Some employers may be relieved to know that they may comply with the new law by submitting an EEO-1, provided it contains the same or substantially similar pay data as required under SB 973. Due to the coronavirus pandemic, however, the Equal Employment Opportunity Commission (“EEOC”) suspended collection of the 2019 and 2020 EEO-1 reports until 2021 when businesses return to more normal operations. Thus, employers who relied on having more time to file these EEO-1 reports may not have collected the necessary information and are now faced with this new requirement under California law.

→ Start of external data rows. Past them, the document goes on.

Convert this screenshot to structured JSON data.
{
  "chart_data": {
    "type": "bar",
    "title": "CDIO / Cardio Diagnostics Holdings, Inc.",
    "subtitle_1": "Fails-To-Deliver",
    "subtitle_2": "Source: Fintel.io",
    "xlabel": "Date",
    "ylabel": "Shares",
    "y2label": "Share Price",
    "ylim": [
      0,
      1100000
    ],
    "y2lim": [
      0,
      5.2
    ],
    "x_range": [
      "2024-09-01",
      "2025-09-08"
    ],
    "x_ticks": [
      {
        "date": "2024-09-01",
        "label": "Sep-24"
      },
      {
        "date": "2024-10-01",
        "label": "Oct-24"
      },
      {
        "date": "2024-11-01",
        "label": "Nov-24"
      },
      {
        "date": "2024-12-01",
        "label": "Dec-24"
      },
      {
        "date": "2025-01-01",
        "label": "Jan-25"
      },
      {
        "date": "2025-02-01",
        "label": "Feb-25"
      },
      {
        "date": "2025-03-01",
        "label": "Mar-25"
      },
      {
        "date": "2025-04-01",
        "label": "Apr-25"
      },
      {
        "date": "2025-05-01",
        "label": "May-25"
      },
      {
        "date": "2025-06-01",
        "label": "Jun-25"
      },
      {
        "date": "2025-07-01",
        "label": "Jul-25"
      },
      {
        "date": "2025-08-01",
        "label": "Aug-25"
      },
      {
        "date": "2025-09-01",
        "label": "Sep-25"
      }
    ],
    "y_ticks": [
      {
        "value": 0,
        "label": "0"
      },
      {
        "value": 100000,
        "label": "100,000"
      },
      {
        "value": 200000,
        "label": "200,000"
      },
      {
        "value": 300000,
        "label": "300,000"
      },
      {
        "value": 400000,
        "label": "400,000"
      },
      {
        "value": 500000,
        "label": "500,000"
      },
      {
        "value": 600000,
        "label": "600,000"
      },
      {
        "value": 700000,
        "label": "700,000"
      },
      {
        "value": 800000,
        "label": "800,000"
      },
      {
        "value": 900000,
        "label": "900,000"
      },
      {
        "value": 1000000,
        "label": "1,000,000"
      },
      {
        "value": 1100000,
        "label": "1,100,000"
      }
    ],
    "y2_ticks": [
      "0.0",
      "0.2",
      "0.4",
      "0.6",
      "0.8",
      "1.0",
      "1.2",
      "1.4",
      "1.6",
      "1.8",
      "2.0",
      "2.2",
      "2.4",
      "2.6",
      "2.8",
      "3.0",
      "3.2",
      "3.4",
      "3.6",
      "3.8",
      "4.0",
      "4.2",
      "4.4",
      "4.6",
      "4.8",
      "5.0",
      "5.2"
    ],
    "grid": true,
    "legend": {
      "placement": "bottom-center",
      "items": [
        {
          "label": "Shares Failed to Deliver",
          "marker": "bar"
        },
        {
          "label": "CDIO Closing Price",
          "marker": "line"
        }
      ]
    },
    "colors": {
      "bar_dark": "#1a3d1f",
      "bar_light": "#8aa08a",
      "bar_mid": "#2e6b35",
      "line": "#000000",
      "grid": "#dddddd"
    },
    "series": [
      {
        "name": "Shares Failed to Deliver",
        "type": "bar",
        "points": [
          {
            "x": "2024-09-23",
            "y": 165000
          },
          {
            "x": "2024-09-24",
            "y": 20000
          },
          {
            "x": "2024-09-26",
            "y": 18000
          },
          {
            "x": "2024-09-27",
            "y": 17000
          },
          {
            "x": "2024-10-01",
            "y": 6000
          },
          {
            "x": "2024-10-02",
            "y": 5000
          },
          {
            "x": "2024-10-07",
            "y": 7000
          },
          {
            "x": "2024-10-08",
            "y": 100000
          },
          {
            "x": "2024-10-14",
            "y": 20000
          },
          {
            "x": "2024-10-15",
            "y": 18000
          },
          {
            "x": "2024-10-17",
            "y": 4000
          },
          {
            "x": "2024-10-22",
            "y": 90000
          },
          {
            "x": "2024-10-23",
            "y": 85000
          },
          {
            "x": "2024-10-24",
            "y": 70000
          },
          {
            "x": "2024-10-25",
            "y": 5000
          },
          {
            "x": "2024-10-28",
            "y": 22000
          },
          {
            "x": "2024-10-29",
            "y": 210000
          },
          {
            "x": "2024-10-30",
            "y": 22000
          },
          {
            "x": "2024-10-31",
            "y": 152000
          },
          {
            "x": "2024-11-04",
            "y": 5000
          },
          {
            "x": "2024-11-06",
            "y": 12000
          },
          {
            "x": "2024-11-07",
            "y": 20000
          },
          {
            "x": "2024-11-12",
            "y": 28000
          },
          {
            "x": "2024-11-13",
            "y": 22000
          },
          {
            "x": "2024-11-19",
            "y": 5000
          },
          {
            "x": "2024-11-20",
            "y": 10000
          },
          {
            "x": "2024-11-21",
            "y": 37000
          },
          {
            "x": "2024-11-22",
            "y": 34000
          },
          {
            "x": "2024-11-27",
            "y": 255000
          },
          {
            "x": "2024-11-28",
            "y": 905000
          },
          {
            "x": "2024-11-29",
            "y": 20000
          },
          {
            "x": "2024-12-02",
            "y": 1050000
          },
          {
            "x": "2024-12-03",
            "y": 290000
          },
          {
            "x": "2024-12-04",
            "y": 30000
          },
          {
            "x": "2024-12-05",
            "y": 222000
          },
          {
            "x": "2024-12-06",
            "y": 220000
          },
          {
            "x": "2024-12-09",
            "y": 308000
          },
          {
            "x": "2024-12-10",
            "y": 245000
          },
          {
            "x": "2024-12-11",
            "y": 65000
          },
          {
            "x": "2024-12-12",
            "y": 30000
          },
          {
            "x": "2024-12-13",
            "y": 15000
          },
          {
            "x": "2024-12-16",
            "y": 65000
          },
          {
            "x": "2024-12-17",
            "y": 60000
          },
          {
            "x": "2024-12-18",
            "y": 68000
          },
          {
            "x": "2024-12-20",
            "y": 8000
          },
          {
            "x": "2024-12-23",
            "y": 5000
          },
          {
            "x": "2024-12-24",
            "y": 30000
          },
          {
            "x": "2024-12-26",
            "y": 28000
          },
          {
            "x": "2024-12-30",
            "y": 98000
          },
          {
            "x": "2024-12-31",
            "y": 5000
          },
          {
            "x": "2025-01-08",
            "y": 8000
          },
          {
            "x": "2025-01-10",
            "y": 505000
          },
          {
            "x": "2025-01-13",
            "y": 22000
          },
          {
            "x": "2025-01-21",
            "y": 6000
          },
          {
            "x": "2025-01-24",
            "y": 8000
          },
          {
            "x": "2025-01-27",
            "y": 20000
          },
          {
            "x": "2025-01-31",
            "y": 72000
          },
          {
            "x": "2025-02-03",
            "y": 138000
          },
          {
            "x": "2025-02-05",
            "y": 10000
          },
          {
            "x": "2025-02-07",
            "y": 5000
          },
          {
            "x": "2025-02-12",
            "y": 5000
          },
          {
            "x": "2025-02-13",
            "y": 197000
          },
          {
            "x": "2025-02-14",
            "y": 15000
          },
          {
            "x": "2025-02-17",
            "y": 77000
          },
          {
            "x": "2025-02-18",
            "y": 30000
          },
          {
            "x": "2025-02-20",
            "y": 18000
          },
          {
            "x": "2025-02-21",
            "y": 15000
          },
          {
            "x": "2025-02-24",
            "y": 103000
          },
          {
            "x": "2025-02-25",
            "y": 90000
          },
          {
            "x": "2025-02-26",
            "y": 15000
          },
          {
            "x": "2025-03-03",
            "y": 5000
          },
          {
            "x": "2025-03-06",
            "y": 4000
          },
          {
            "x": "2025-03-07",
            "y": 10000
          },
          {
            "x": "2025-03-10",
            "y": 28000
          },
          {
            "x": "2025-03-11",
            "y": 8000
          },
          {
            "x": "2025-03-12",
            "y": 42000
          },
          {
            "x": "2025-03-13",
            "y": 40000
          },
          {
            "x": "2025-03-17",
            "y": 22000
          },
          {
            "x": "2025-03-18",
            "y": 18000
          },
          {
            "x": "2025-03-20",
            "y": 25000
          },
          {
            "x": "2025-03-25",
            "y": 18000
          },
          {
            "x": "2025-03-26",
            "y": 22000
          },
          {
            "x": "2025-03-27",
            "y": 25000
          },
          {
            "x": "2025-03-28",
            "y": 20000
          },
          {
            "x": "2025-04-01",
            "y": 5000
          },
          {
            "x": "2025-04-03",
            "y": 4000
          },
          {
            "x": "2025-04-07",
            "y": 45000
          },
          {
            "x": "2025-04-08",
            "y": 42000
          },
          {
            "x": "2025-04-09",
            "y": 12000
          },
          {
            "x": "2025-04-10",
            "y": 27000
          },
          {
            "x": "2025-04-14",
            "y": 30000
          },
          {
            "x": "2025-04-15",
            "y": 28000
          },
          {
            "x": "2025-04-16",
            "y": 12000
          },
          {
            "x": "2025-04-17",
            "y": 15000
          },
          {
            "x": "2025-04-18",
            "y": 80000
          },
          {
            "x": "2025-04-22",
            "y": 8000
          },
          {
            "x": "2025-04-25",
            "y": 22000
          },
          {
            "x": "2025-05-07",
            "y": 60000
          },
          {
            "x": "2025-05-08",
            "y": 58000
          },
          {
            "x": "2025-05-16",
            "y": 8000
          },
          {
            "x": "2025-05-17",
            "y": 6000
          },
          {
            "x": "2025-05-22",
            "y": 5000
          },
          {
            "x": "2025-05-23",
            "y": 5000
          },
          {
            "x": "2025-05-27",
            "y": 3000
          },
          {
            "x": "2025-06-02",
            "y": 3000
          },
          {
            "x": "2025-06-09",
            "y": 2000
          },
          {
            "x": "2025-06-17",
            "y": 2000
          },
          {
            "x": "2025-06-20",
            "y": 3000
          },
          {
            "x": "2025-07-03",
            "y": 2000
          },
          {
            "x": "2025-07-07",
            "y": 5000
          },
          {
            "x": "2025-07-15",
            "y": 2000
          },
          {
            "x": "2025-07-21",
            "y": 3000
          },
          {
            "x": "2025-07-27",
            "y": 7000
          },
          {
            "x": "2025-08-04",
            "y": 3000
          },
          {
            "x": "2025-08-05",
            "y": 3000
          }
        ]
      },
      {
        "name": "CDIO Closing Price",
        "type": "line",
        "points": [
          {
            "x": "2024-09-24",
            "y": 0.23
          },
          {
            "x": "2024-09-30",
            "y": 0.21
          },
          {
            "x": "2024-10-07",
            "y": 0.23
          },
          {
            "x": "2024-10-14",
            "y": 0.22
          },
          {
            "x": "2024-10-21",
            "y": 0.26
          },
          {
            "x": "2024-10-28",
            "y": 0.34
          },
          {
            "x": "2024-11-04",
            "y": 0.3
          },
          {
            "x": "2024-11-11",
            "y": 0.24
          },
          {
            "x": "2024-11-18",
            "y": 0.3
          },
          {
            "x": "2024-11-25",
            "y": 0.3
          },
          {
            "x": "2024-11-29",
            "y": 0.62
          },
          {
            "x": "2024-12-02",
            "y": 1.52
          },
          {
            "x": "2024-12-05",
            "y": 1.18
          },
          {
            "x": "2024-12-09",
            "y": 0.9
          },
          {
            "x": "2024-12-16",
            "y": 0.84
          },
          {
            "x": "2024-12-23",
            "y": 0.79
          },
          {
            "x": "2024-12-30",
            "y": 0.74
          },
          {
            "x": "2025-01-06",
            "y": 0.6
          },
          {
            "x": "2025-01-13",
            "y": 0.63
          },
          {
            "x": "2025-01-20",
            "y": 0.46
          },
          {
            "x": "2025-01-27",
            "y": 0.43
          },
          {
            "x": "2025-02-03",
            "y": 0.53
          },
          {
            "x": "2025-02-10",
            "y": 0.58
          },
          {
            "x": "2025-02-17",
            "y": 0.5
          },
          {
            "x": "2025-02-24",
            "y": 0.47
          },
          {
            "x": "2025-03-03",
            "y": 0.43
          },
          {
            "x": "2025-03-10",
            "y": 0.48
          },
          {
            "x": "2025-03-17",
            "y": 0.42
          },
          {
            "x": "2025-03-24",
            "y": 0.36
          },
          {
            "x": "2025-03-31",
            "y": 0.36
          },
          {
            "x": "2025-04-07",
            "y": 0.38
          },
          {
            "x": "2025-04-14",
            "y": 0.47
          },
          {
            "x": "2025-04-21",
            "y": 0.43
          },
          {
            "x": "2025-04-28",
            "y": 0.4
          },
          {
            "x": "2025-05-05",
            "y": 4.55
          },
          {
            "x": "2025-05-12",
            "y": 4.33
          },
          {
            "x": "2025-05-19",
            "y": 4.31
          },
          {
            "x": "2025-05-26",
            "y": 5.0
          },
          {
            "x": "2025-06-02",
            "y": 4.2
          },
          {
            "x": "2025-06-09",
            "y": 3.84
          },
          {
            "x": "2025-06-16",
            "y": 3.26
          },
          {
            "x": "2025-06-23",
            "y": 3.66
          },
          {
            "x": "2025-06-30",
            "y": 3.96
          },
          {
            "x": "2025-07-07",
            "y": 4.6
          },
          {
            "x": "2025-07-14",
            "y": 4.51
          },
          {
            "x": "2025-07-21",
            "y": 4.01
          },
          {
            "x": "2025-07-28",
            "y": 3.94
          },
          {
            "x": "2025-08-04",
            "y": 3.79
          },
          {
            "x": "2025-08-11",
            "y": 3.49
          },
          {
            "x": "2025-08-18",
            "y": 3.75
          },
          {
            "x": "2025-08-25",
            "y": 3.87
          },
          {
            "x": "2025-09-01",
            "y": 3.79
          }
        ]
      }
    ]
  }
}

The new law empowers the DFEH to seek an order requiring compliance from an employer and recover the associated costs from the employer. Additionally, the DFEH may request from the Employment Development Department the names and addresses of all businesses with 100 or more employees. The law requires the DFEH to provide the Division of Labor Standards Enforcement (“DLSE”) with the pay data reports upon request.
Confidentiality of Individually Identifiable Information
The law requires that any individually identifiable information submitted to the DFEH or to the DLSE remains confidential. This includes data that is associated with a specific person or business. If, however, the DFEH or DLSE commences an investigation or enforcement action involving information submitted in a pay data report, such information may be disclosed to the extent necessary for purposes of any enforcement proceeding.
Impact of the New Law
SB 973 becomes effective on January 1, 2021. The law places an additional burden on employers already grappling with novel employment issues due to the pandemic. Employers should begin preparing now to file their pay data report by the March 31, 2021 deadline. Consultation with experienced employment counsel is advised to ensure compliance with the new law and avoid the pitfalls that may arise when compiling and reporting the necessary data.